Although it supports the Securities and Exchange Commission's goal of bringing more disclosure to target-date funds, BlackRock has told the agency that the proposal to include asset-allocation information in the fund's name will only confuse investors,
Instead, the world's largest investment management firm said in a letter to the SEC last week, the asset-allocation disclosure should be presented in the form of a required graph or chart.
This would give the plan participants a clearer picture of the fund's glidepath and a better understanding of how asset allocation fluctuates over time, BlackRock said in the letter.
The letter, by Chip Castille, managing director of U.S. defined contribution for BlackRock, was in response to the SEC's request for public comments on the proposal to enhance target-date fund disclosure.
Target-date funds are currently given names that reflect the estimated retirement year. The problem with including the asset-allocation target in the name, according to BlackRock, is that investors could interpret the name as reflecting the fund's current asset allocation instead of the targeted allocation at the time of retirement.
The firm also said it doesn't believe the shorthand asset-allocation name will not give investors a true understanding of the risks of the asset classes and subasset classes.
Rather than focusing on the targeted asset allocation of a target-date fund, BlackRock said that showing how the glidepath changes over time through a chart or graph would be a better way for investors to understanding the risks of the fund over time.
"Is an investor most concerned about what the asset allocation is going to be 30 years from now? Is that the most important thing to put in the name of a fund? More than likely it's going to lead an investor to look at the name [of the target-date fund] and read something into it that it really isn't," said Barbara Novick, vice chairman and head of BlackRock's government relations efforts.
The SEC's efforts for enhanced disclosure for target-date funds began after the market turmoil of 2008, when some of the funds lost as much as 40% of their value.
The SEC has said that 2010 target-date funds lost 24% of their value on average. Disclosure is especially critical because target-date funds are the primary defaults for 401(k) plans.

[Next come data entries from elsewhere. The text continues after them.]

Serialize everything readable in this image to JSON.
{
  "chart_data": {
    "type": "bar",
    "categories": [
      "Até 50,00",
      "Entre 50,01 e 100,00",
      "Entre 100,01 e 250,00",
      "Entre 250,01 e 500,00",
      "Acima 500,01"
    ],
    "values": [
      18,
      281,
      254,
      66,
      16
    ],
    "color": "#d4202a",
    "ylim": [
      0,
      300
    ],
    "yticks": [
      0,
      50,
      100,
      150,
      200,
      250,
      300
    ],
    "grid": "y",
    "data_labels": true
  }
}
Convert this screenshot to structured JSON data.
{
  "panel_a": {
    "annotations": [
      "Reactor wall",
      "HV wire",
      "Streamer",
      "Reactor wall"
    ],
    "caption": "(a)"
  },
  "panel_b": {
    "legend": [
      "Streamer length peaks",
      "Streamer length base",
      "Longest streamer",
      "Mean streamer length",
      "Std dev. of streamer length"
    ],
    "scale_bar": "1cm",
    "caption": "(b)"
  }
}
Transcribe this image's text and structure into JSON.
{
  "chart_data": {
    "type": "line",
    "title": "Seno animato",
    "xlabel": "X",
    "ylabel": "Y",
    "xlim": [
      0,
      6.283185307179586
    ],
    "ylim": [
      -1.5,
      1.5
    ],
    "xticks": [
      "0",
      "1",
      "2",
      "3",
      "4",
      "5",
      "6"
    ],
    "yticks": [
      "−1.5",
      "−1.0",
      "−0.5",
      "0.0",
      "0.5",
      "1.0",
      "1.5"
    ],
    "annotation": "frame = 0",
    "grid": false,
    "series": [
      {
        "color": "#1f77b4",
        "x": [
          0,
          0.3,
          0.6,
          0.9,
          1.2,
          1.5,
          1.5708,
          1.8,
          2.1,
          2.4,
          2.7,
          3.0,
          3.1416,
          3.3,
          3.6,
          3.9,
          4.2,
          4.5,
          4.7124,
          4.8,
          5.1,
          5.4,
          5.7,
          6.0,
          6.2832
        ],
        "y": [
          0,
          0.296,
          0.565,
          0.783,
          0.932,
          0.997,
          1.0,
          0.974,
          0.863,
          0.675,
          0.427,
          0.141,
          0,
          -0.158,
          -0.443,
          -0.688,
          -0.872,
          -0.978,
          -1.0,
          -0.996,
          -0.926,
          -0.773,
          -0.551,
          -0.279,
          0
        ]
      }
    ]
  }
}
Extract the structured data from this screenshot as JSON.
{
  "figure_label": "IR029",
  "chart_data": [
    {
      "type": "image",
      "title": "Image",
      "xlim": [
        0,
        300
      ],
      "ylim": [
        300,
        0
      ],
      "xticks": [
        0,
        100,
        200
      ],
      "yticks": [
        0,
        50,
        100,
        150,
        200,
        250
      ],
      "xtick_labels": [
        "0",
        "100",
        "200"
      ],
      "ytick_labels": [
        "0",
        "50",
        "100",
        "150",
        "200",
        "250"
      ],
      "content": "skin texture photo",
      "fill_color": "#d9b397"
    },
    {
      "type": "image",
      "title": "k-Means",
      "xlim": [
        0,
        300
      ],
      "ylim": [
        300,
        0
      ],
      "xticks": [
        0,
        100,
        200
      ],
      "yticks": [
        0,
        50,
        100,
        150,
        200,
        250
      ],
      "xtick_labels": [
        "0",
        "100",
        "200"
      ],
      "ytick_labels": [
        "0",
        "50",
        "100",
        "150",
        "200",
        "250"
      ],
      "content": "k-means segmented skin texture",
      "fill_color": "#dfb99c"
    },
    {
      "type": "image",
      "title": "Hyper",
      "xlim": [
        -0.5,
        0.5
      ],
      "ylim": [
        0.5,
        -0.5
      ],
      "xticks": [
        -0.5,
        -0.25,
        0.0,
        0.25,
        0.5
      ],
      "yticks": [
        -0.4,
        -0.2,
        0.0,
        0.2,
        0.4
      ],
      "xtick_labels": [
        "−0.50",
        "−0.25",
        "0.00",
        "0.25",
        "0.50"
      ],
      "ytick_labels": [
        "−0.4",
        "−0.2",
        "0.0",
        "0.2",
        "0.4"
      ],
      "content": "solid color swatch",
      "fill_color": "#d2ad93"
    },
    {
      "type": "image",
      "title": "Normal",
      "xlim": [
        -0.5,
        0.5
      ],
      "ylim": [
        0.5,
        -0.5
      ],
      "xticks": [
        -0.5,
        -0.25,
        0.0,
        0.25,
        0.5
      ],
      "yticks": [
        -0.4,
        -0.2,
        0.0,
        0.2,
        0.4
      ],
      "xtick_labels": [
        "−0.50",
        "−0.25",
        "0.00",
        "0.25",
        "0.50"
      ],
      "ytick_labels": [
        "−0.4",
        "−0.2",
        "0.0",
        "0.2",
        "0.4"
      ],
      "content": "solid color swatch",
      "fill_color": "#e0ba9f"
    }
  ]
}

"In 2008 lots of things performed very poorly," Novick said. "Target-date funds have a long holding horizon. It actually worked out fine, because people who stayed invested made back their money in 2009. You can't take a very short view."
At the end of the day, the target-date fund is a good product for investors, because it gives plan participants access to a professionally managed diversified portfolio, Novick added. This is a much better option than investing fully or almost fully in company stock, which can be at risk if the company goes under, or in a conservative fixed-income portfolio, which can't keep up with inflation.